The contempt, or criticism, was probably hidden from the others, but Maria was acutely aware of it, and incensed.

‘I got him the Sydney job,’ she vouchsafed with delicate emphasis.

‘And since Sydney she’s been in Wellington, gaining experience as a programme manager.’ Giles was under-standably intent on selling her appointment to their real boss.

‘So Taipei isn’t even a promotion.’ Luke sketched a smile, his tone still laden with mockery.

‘Just a change,’ Maria asserted blithely, hating him—hating him.

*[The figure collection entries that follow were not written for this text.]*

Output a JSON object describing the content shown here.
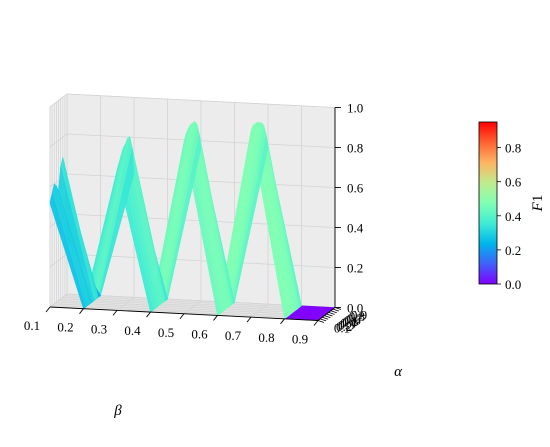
{
  "chart_data": {
    "type": "surface3d",
    "title": "",
    "xlabel": "β",
    "ylabel": "α",
    "zlabel": "",
    "beta": [
      0.1,
      0.2,
      0.3,
      0.4,
      0.5,
      0.6,
      0.7,
      0.8,
      0.9
    ],
    "alpha": [
      0.1,
      0.2,
      0.3,
      0.4,
      0.5,
      0.6,
      0.7,
      0.8,
      0.9
    ],
    "beta_ticks": [
      "0.1",
      "0.2",
      "0.3",
      "0.4",
      "0.5",
      "0.6",
      "0.7",
      "0.8",
      "0.9"
    ],
    "alpha_ticks": [
      "0.1",
      "0.2",
      "0.3",
      "0.4",
      "0.5",
      "0.6",
      "0.7",
      "0.8",
      "0.9"
    ],
    "z_ticks": [
      "0.0",
      "0.2",
      "0.4",
      "0.6",
      "0.8",
      "1.0"
    ],
    "zlim": [
      0,
      1
    ],
    "colormap": "rainbow",
    "grid": true,
    "colorbar": {
      "label": "F1",
      "ticks": [
        "0.0",
        "0.2",
        "0.4",
        "0.6",
        "0.8"
      ],
      "range": [
        0,
        0.95
      ]
    },
    "F1": [
      [
        0.52,
        0.56,
        0.6,
        0.58,
        0.55,
        0.66,
        0.7,
        0.6,
        0.28
      ],
      [
        0.0,
        0.0,
        0.0,
        0.0,
        0.0,
        0.0,
        0.0,
        0.0,
        0.0
      ],
      [
        0.7,
        0.73,
        0.76,
        0.79,
        0.8,
        0.82,
        0.82,
        0.76,
        0.62
      ],
      [
        0.0,
        0.0,
        0.0,
        0.0,
        0.0,
        0.0,
        0.0,
        0.0,
        0.0
      ],
      [
        0.86,
        0.89,
        0.91,
        0.92,
        0.92,
        0.92,
        0.9,
        0.85,
        0.76
      ],
      [
        0.0,
        0.0,
        0.0,
        0.0,
        0.0,
        0.0,
        0.0,
        0.0,
        0.0
      ],
      [
        0.93,
        0.95,
        0.95,
        0.95,
        0.94,
        0.93,
        0.91,
        0.86,
        0.78
      ],
      [
        0.0,
        0.0,
        0.0,
        0.0,
        0.0,
        0.0,
        0.0,
        0.0,
        0.0
      ],
      [
        0.0,
        0.0,
        0.0,
        0.0,
        0.0,
        0.0,
        0.0,
        0.0,
        0.0
      ]
    ]
  }
}
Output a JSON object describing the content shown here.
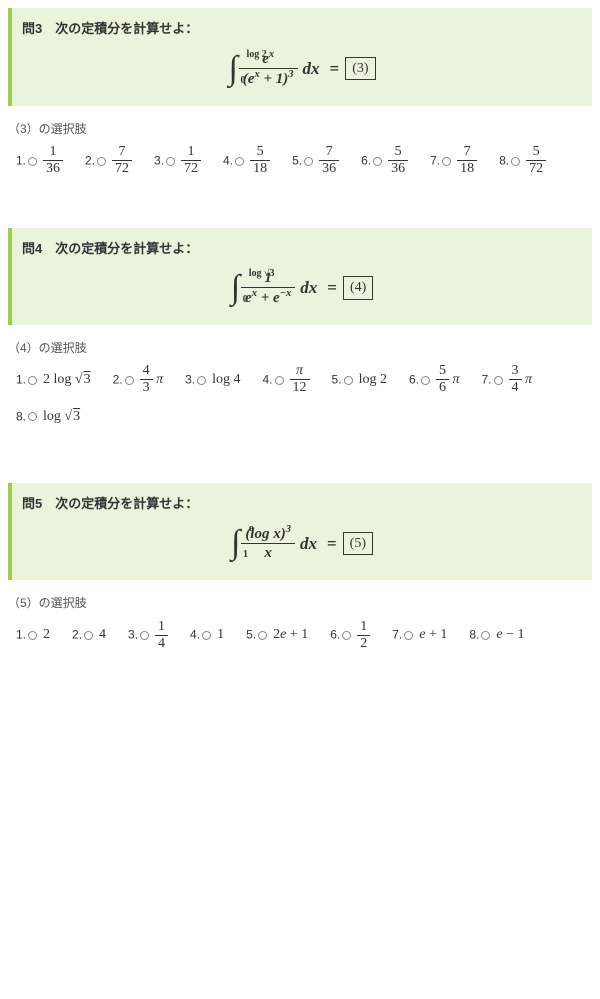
{
  "colors": {
    "box_bg": "#eaf4dc",
    "box_border": "#9cce4a",
    "text": "#333333",
    "radio_border": "#888888"
  },
  "problems": [
    {
      "title": "問3　次の定積分を計算せよ：",
      "upper": "log 2",
      "lower": "0",
      "integrand_num": "e<sup>x</sup>",
      "integrand_den": "(e<sup>x</sup> + 1)<sup>3</sup>",
      "answer_box": "(3)",
      "choices_label": "（3）の選択肢",
      "choices": [
        {
          "n": "1",
          "val": "<span class='cfrac'><span class='n'>1</span><span class='d'>36</span></span>"
        },
        {
          "n": "2",
          "val": "<span class='cfrac'><span class='n'>7</span><span class='d'>72</span></span>"
        },
        {
          "n": "3",
          "val": "<span class='cfrac'><span class='n'>1</span><span class='d'>72</span></span>"
        },
        {
          "n": "4",
          "val": "<span class='cfrac'><span class='n'>5</span><span class='d'>18</span></span>"
        },
        {
          "n": "5",
          "val": "<span class='cfrac'><span class='n'>7</span><span class='d'>36</span></span>"
        },
        {
          "n": "6",
          "val": "<span class='cfrac'><span class='n'>5</span><span class='d'>36</span></span>"
        },
        {
          "n": "7",
          "val": "<span class='cfrac'><span class='n'>7</span><span class='d'>18</span></span>"
        },
        {
          "n": "8",
          "val": "<span class='cfrac'><span class='n'>5</span><span class='d'>72</span></span>"
        }
      ]
    },
    {
      "title": "問4　次の定積分を計算せよ：",
      "upper": "log √3",
      "lower": "0",
      "integrand_num": "1",
      "integrand_den": "e<sup>x</sup> + e<sup>&minus;x</sup>",
      "answer_box": "(4)",
      "choices_label": "（4）の選択肢",
      "choices": [
        {
          "n": "1",
          "val": "2 log √<span class='sqrt'>3</span>"
        },
        {
          "n": "2",
          "val": "<span class='cfrac'><span class='n'>4</span><span class='d'>3</span></span> <i>π</i>"
        },
        {
          "n": "3",
          "val": "log 4"
        },
        {
          "n": "4",
          "val": "<span class='cfrac'><span class='n'><i>π</i></span><span class='d'>12</span></span>"
        },
        {
          "n": "5",
          "val": "log 2"
        },
        {
          "n": "6",
          "val": "<span class='cfrac'><span class='n'>5</span><span class='d'>6</span></span> <i>π</i>"
        },
        {
          "n": "7",
          "val": "<span class='cfrac'><span class='n'>3</span><span class='d'>4</span></span> <i>π</i>"
        },
        {
          "n": "8",
          "val": "log √<span class='sqrt'>3</span>"
        }
      ]
    },
    {
      "title": "問5　次の定積分を計算せよ：",
      "upper": "e",
      "lower": "1",
      "integrand_num": "(log <i>x</i>)<sup>3</sup>",
      "integrand_den": "<i>x</i>",
      "answer_box": "(5)",
      "choices_label": "（5）の選択肢",
      "choices": [
        {
          "n": "1",
          "val": "2"
        },
        {
          "n": "2",
          "val": "4"
        },
        {
          "n": "3",
          "val": "<span class='cfrac'><span class='n'>1</span><span class='d'>4</span></span>"
        },
        {
          "n": "4",
          "val": "1"
        },
        {
          "n": "5",
          "val": "2<i>e</i> + 1"
        },
        {
          "n": "6",
          "val": "<span class='cfrac'><span class='n'>1</span><span class='d'>2</span></span>"
        },
        {
          "n": "7",
          "val": "<i>e</i> + 1"
        },
        {
          "n": "8",
          "val": "<i>e</i> &minus; 1"
        }
      ]
    }
  ]
}
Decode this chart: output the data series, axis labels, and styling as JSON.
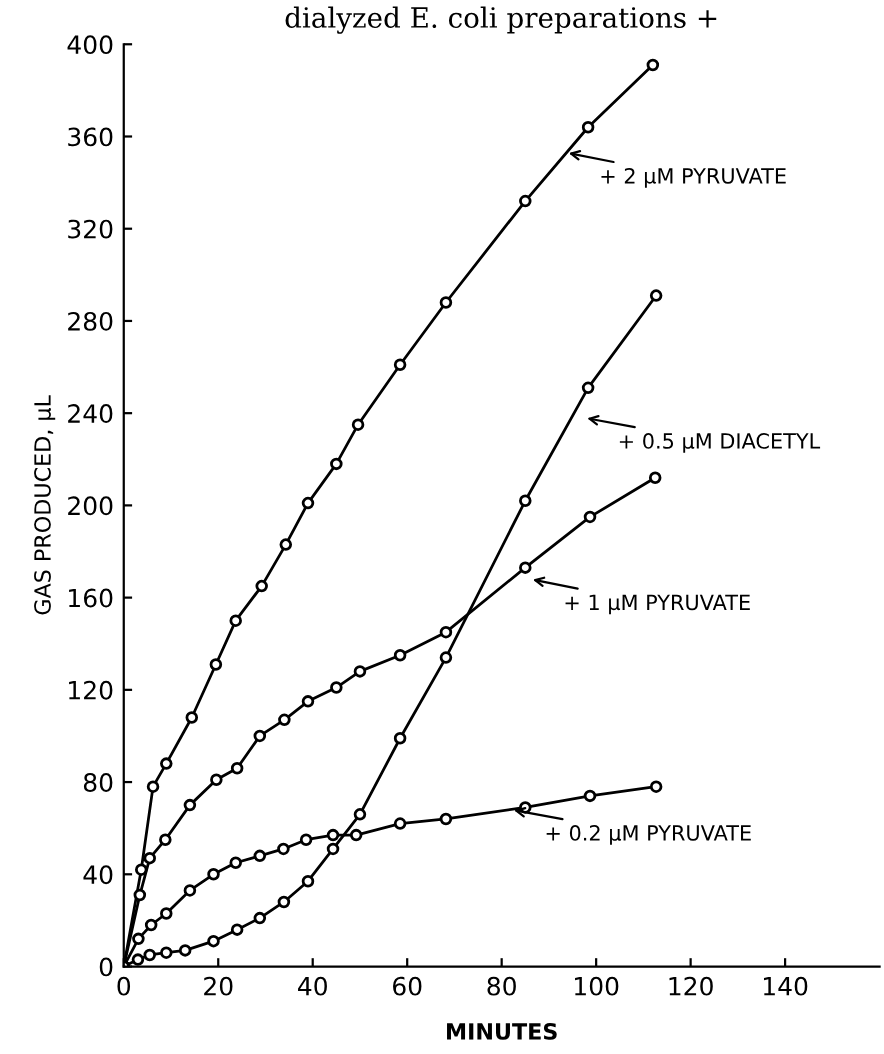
{
  "chart_data": {
    "type": "line",
    "title": "dialyzed E. coli preparations +",
    "xlabel": "MINUTES",
    "ylabel": "GAS PRODUCED, µL",
    "xlim": [
      0,
      160
    ],
    "ylim": [
      0,
      400
    ],
    "xticks": [
      0,
      20,
      40,
      60,
      80,
      100,
      120,
      140
    ],
    "yticks": [
      0,
      40,
      80,
      120,
      160,
      200,
      240,
      280,
      320,
      360,
      400
    ],
    "grid": false,
    "legend": false,
    "marker": "circle",
    "line_style": "solid",
    "series": [
      {
        "color": "#000000",
        "x": [
          0,
          3.7,
          6.2,
          9,
          14.4,
          19.5,
          23.7,
          29.2,
          34.3,
          39,
          45,
          49.6,
          58.5,
          68.2,
          85,
          98.3,
          112
        ],
        "values": [
          0,
          42,
          78,
          88,
          108,
          131,
          150,
          165,
          183,
          201,
          218,
          235,
          261,
          288,
          332,
          364,
          391
        ]
      },
      {
        "color": "#000000",
        "x": [
          0,
          3.4,
          5.5,
          8.8,
          14,
          19.6,
          24,
          28.8,
          34,
          39,
          45,
          50,
          58.5,
          68.2,
          85,
          98.7,
          112.5
        ],
        "values": [
          0,
          31,
          47,
          55,
          70,
          81,
          86,
          100,
          107,
          115,
          121,
          128,
          135,
          145,
          173,
          195,
          212
        ]
      },
      {
        "color": "#000000",
        "x": [
          0,
          3.1,
          5.8,
          9,
          14,
          19,
          23.7,
          28.8,
          33.8,
          38.6,
          44.3,
          49.2,
          58.5,
          68.2,
          85,
          98.7,
          112.7
        ],
        "values": [
          0,
          12,
          18,
          23,
          33,
          40,
          45,
          48,
          51,
          55,
          57,
          57,
          62,
          64,
          69,
          74,
          78
        ]
      },
      {
        "color": "#000000",
        "x": [
          0,
          3,
          5.5,
          9,
          13,
          19,
          24,
          28.8,
          33.9,
          39,
          44.3,
          50,
          58.5,
          68.2,
          85,
          98.3,
          112.7
        ],
        "values": [
          0,
          3,
          5,
          6,
          7,
          11,
          16,
          21,
          28,
          37,
          51,
          66,
          99,
          134,
          202,
          251,
          291
        ]
      }
    ],
    "annotations": [
      {
        "text": "+ 2 µM PYRUVATE",
        "x": 93.6,
        "y": 353
      },
      {
        "text": "+ 0.5 µM DIACETYL",
        "x": 97.5,
        "y": 238
      },
      {
        "text": "+ 1 µM PYRUVATE",
        "x": 86,
        "y": 168
      },
      {
        "text": "+ 0.2 µM PYRUVATE",
        "x": 82,
        "y": 68
      }
    ]
  }
}
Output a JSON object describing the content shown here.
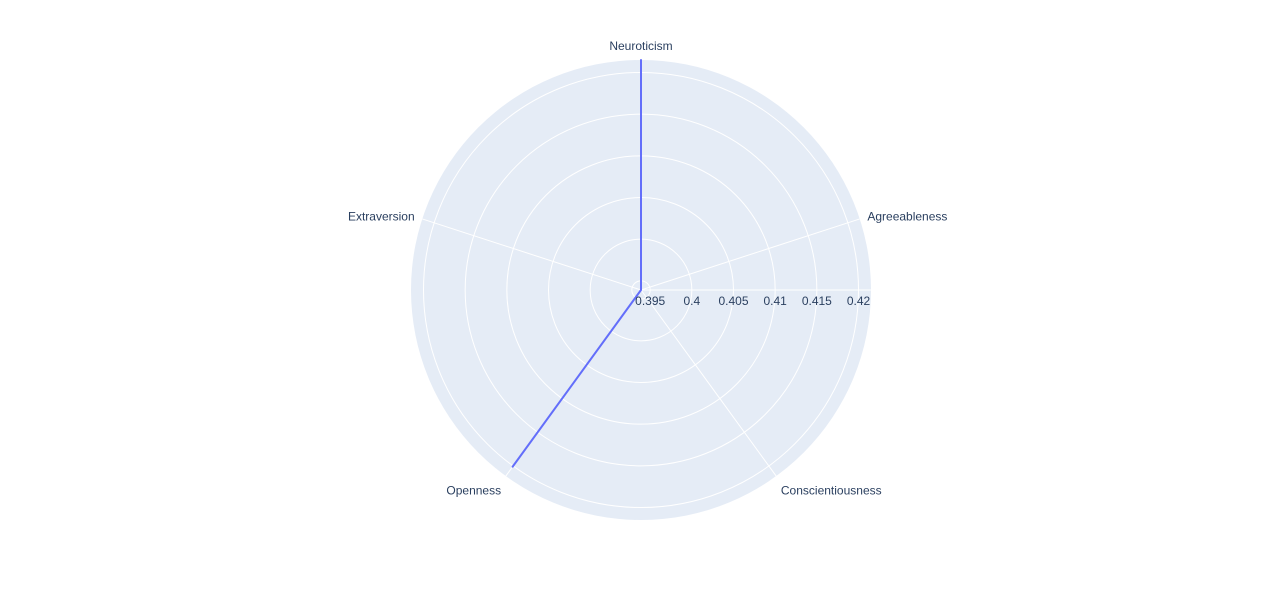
{
  "chart_data": {
    "type": "polar-line",
    "title": "",
    "theta_categories": [
      "Agreeableness",
      "Conscientiousness",
      "Openness",
      "Extraversion",
      "Neuroticism"
    ],
    "series": [
      {
        "values": [
          0.3939,
          0.3939,
          0.4201,
          0.3939,
          0.4215
        ],
        "color": "#636efa"
      }
    ],
    "radial_range": [
      0.3939,
      0.4215
    ],
    "radial_ticks": [
      0.395,
      0.4,
      0.405,
      0.41,
      0.415,
      0.42
    ],
    "radial_tick_labels": [
      "0.395",
      "0.4",
      "0.405",
      "0.41",
      "0.415",
      "0.42"
    ],
    "grid": true,
    "legend": "none",
    "colors": {
      "polar_bg": "#e5ecf6",
      "grid": "#ffffff",
      "line": "#636efa",
      "text": "#2a3f5f"
    }
  }
}
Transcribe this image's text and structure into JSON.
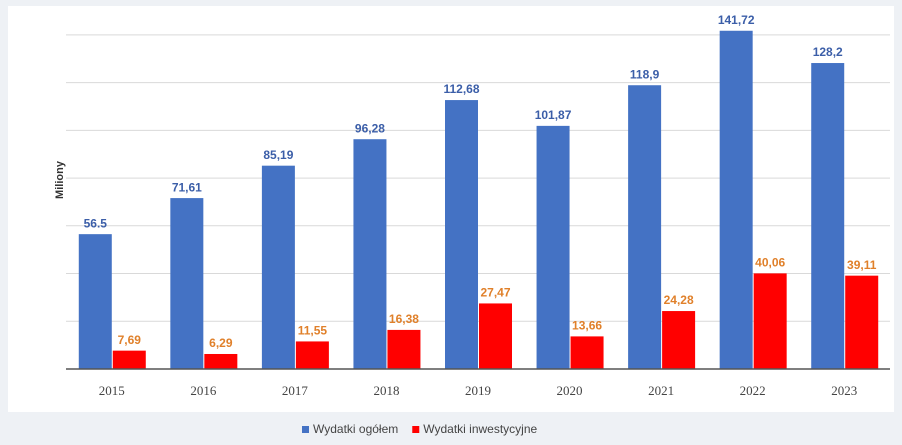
{
  "chart_data": {
    "type": "bar",
    "y_label": "Miliony",
    "categories": [
      "2015",
      "2016",
      "2017",
      "2018",
      "2019",
      "2020",
      "2021",
      "2022",
      "2023"
    ],
    "series": [
      {
        "name": "Wydatki ogółem",
        "color": "#4472c4",
        "label_color": "#3b5ea8",
        "values": [
          56.5,
          71.61,
          85.19,
          96.28,
          112.68,
          101.87,
          118.9,
          141.72,
          128.2
        ],
        "value_labels": [
          "56.5",
          "71,61",
          "85,19",
          "96,28",
          "112,68",
          "101,87",
          "118,9",
          "141,72",
          "128,2"
        ]
      },
      {
        "name": "Wydatki inwestycyjne",
        "color": "#ff0000",
        "label_color": "#e0802a",
        "values": [
          7.69,
          6.29,
          11.55,
          16.38,
          27.47,
          13.66,
          24.28,
          40.06,
          39.11
        ],
        "value_labels": [
          "7,69",
          "6,29",
          "11,55",
          "16,38",
          "27,47",
          "13,66",
          "24,28",
          "40,06",
          "39,11"
        ]
      }
    ],
    "ylim": [
      0,
      150
    ],
    "yticks": [
      0,
      20,
      40,
      60,
      80,
      100,
      120,
      140
    ],
    "grid": true,
    "legend": "bottom"
  }
}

‘And a challenge? Cavell is co-ordinating our media campaign, and she’ll want to discuss it with you—won’t you?’ The quick smile he directed at Cavell was utterly different from the one Maria had just received. ‘But right now, if you don’t mind, Giles, I think Cavell should meet Penny Seu Chen so that they can sort out Maria’s schedule for the next few days, as I doubt if Maria has had time to familiarise herself with it yet. Penny is here, isn’t she?’

It was so skilfully effected that Giles and Cavell were metres away before Maria realised what was happening. She looked at Luke and he looked back at her, a stretched quality to the silence between them.

Dear God, why should she still find him so disturbing after all he had done to her?

The deep grey eyes were shadowed, but she didn’t miss the glitter in their depths as they skimmed her vivid party make-up and party clothes, brief ivory skirt revealing the length of her legs, the matching top moulded to proud breasts, the emerald of the silky, fringed shawl tied tightly about her waist a bright splash of colour between the two.

‘And what are you planning to do about Nicky Kai?’ he asked her very softly.

‘I gave up worrying about Florian’s women years ago,’ she responded automatically, her cynicism where Florian’s personal affairs were concerned so complete it had almost become tolerance. ‘Not that I was aware that there was a problem there. Mr Scott——’

‘Then maybe you should start again,’ he cut her short. ‘Nicky honed her fighting skills in the toughest business in the world, modelling in Paris and New York, and she’s not ready to move on yet.’

It distracted Maria from the attack she had intended to launch.

‘I’m not here to steal Florian from Nicky.’ It was scathing.

He shrugged indifferently, but contempt lurked in his eyes.

‘Then perhaps you don’t mind sharing, the way you once shared him with the little South African girl who was having such a miserable pregnancy when I was there trying to breathe some life into that Johannesburg radio station six years ago.’

Stunned, Maria drew a sharp little breath. Then her face hardened.